Measures of central tendency can be thought of as a tool box. The mean serves a purpose as our first, best guess of what an average value for a variable looks like. You sum the observations and divide by the number of those observations. However, if you have very high or very low values then they can throw off the mean to something extreme. The median ignores those pesky outliers to give a sense of what is realistically possible. You simply order your observations and either pick the one in the middle or the average of the two that are in the middle. As a disadvantage, this may be too rigid and not really give you a sense of what kind of distribution you are dealing with, unless it equals or is close to equaling the mean. The mode lets us know if there are consistent patterns. In the end, however, frequencies and simple counts are not very satisfying or informative. Can we do better? Is it possible to blend these to make yet another useful tool?

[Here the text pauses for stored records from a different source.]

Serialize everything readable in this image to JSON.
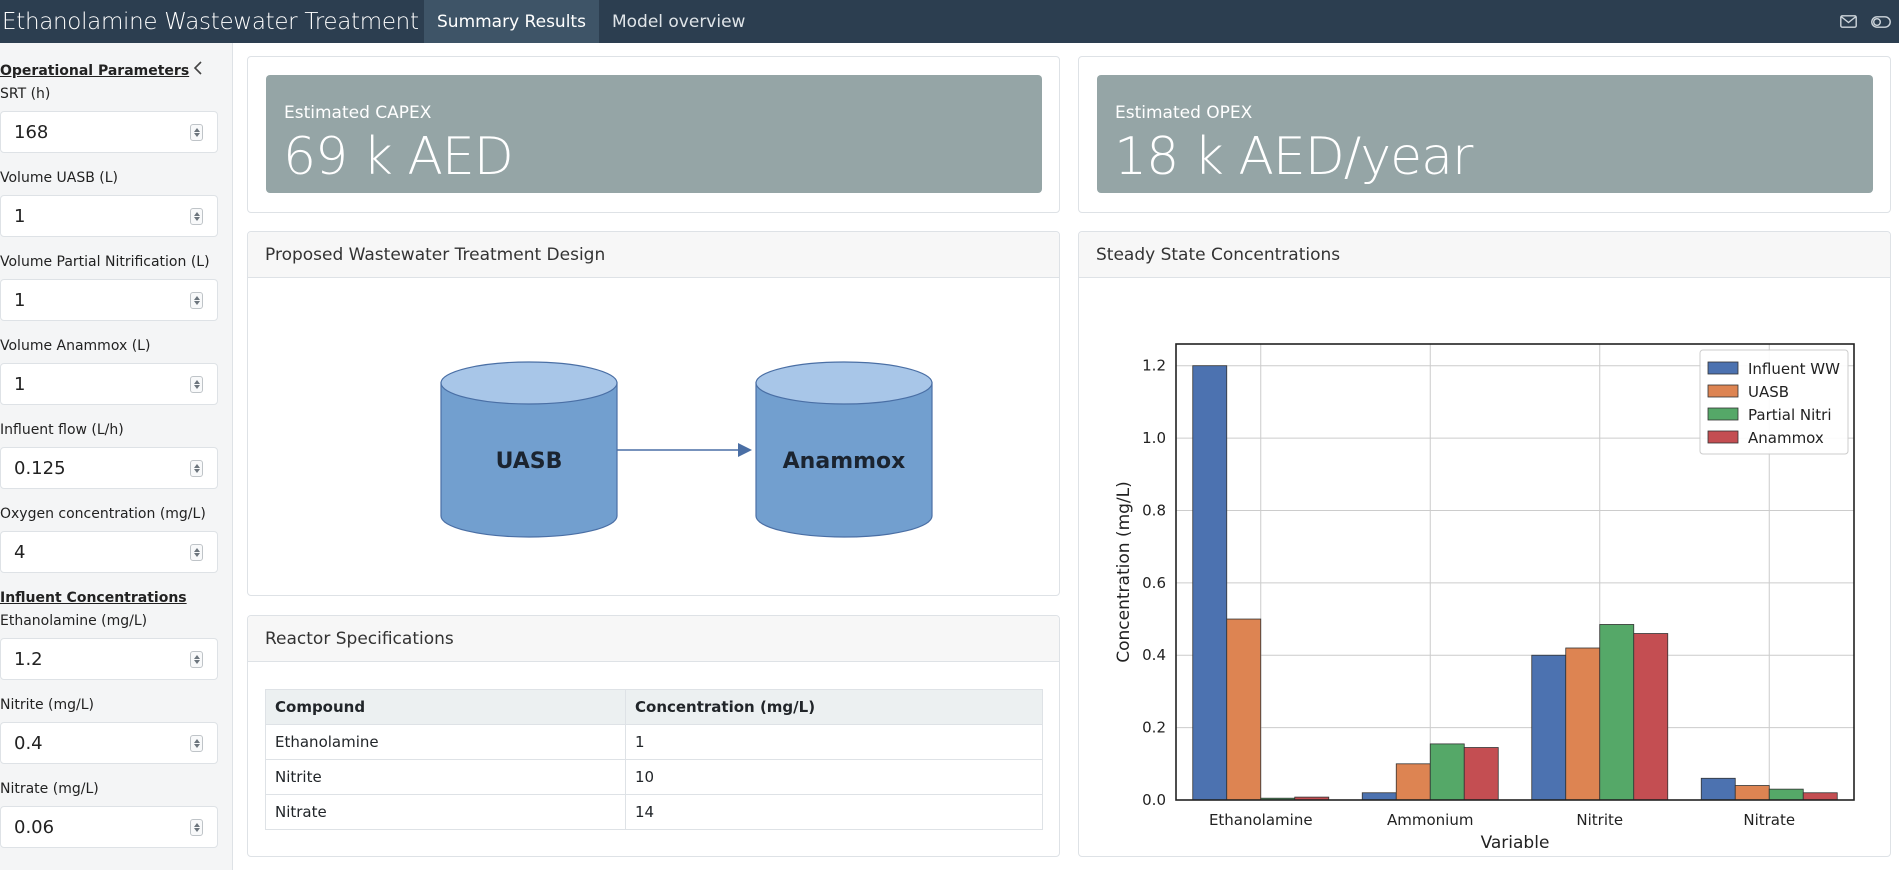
{
  "navbar": {
    "title": "Ethanolamine Wastewater Treatment",
    "tabs": [
      {
        "label": "Summary Results",
        "active": true
      },
      {
        "label": "Model overview",
        "active": false
      }
    ],
    "icons": [
      "mail-icon",
      "toggle-icon"
    ]
  },
  "sidebar": {
    "operational_title": "Operational Parameters",
    "influent_title": "Influent Concentrations",
    "fields": [
      {
        "label": "SRT (h)",
        "value": "168"
      },
      {
        "label": "Volume UASB (L)",
        "value": "1"
      },
      {
        "label": "Volume Partial Nitrification (L)",
        "value": "1"
      },
      {
        "label": "Volume Anammox (L)",
        "value": "1"
      },
      {
        "label": "Influent flow (L/h)",
        "value": "0.125"
      },
      {
        "label": "Oxygen concentration (mg/L)",
        "value": "4"
      },
      {
        "label": "Ethanolamine (mg/L)",
        "value": "1.2"
      },
      {
        "label": "Nitrite (mg/L)",
        "value": "0.4"
      },
      {
        "label": "Nitrate (mg/L)",
        "value": "0.06"
      }
    ]
  },
  "capex": {
    "title": "Estimated CAPEX",
    "value": "69 k AED"
  },
  "opex": {
    "title": "Estimated OPEX",
    "value": "18 k AED/year"
  },
  "design": {
    "title": "Proposed Wastewater Treatment Design",
    "reactor1": "UASB",
    "reactor2": "Anammox"
  },
  "specs": {
    "title": "Reactor Specifications",
    "headers": [
      "Compound",
      "Concentration (mg/L)"
    ],
    "rows": [
      [
        "Ethanolamine",
        "1"
      ],
      [
        "Nitrite",
        "10"
      ],
      [
        "Nitrate",
        "14"
      ]
    ]
  },
  "concentrations": {
    "title": "Steady State Concentrations"
  },
  "colors": {
    "navbar": "#2c3e50",
    "value_box": "#95a5a6",
    "reactor_fill": "#729fcf"
  },
  "chart_data": {
    "type": "bar",
    "categories": [
      "Ethanolamine",
      "Ammonium",
      "Nitrite",
      "Nitrate"
    ],
    "series": [
      {
        "name": "Influent WW",
        "values": [
          1.2,
          0.02,
          0.4,
          0.06
        ],
        "color": "#4c72b0"
      },
      {
        "name": "UASB",
        "values": [
          0.5,
          0.1,
          0.42,
          0.04
        ],
        "color": "#dd8452"
      },
      {
        "name": "Partial Nitri",
        "values": [
          0.005,
          0.155,
          0.485,
          0.03
        ],
        "color": "#55a868"
      },
      {
        "name": "Anammox",
        "values": [
          0.008,
          0.145,
          0.46,
          0.02
        ],
        "color": "#c44e52"
      }
    ],
    "xlabel": "Variable",
    "ylabel": "Concentration (mg/L)",
    "ylim": [
      0,
      1.26
    ],
    "yticks": [
      "0.0",
      "0.2",
      "0.4",
      "0.6",
      "0.8",
      "1.0",
      "1.2"
    ],
    "grid": true,
    "legend": "top-right"
  }
}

The answer is “yes” and it comes in the form of the trimmed mean. The trimmed mean is a technique of averaging that removes a small percentage of the largest and smallest values before calculating the mean.
Data trimming is applied to data sets when outliers are an obvious issue or a normal distribution cannot be assumed. Outliers, simply explained, are extreme values that disrupt distributions in a data set. If I want a typical house price in a neighborhood, I could use the mean. However, one very high or very low price will throw off that mean to a degree that is unhelpful. Real estate companies, such as Zillow, very often use medians instead but a trimmed mean can serve the same purpose. Incidentally, cutting outliers or even just very unusual observations can be useful for the mean but not for the median. The median is already smack dab in the middle of your data set and doesn’t really suffer from a pull towards one tail or the other. It is effectively a trimmed mean of its own, and is certainly acceptable in many situations.
How to Find a Trimmed Mean in R
You can easily use a trimmed mean within R. There is a “trim” argument built right into the mean function. A ten percent trimmed mean represents the mean of a dataset after the ten percent smallest and greatest values have been eliminated.